A wave of EMDE debt crises seems to be coming, remarks Estevão (2022), from the World Bank:

On the eve of the war, many of them were already on shaky ground. Following up on a decade of rising debt, the COVID-19 crisis expanded total indebtedness to a 50-year high-the equivalent of more than 250 percent of government revenues. Close to 60 percent of the poorest countries were already in debt distress or at high risk of it. (…) The Ukraine war immediately darkened the outlook for many developing countries that are major commodity importers or highly dependent on tourism or remittances. (…) Over the next 12 months, as many as a dozen developing economies could prove unable to service their debt.

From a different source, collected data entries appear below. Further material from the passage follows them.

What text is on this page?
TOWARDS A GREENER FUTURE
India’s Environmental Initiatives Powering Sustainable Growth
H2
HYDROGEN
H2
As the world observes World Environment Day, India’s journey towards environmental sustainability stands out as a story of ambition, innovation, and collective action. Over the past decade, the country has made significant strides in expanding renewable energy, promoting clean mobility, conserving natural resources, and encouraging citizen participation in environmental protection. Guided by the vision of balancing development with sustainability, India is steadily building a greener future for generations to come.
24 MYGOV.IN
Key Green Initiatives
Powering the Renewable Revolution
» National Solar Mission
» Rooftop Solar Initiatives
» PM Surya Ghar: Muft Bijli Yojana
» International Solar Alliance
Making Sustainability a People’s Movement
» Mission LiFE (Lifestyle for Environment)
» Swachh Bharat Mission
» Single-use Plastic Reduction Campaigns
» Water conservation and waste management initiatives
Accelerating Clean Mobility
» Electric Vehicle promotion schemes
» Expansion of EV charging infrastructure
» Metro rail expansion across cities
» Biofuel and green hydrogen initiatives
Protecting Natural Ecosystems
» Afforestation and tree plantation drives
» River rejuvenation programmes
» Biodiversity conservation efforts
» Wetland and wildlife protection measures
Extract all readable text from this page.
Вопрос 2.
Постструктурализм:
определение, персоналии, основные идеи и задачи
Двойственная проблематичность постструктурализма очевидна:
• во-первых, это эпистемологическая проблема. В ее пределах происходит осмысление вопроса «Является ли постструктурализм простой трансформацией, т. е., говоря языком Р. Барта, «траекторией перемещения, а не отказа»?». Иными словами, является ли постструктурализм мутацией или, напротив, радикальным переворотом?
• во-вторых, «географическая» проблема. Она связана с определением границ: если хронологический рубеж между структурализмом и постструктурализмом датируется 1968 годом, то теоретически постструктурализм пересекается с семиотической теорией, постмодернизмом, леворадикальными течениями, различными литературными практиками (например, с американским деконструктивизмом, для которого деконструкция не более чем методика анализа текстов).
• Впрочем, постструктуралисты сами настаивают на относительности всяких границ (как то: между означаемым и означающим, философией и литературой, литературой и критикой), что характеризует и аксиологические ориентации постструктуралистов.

Levels of distress are at risk of rising much higher if central banks in advanced economies feel compelled to move too abruptly or aggressively to unwind the monetary policy stimulus injected since the pandemic as a reaction to the inflation surge forecast by the IMF.

Figure 7 – Distressed EMDE hard-currency sovereign issuers

distressed debt EMDE

Financial Times, IMF; Smith and Platt (2022)

Note: distressed: spreads over US Treasuries above 1,000 basis points

Bottom line

The war in Ukraine and China’s growth deceleration have brought a common set of external shocks for EMDE. Besides rising energy and food prices and tightening in global financial conditions caused by the prospect of sharper interest rate hikes and anticipation of “quantitative tightening”, the return of restrictions on mobility in China, on account of the Covid zero policy.

The impacts of those common shocks on EMDE have been heterogeneous, with some commodity exporters even slightly improving GDP performance. What is undeniable is that the growth prospects and the terms of the policy trade-off between economic activity and inflation have deteriorated, besides looming risks associated with tightening global financial conditions. At the same time, economies under debt distress will face an even more challenging environment.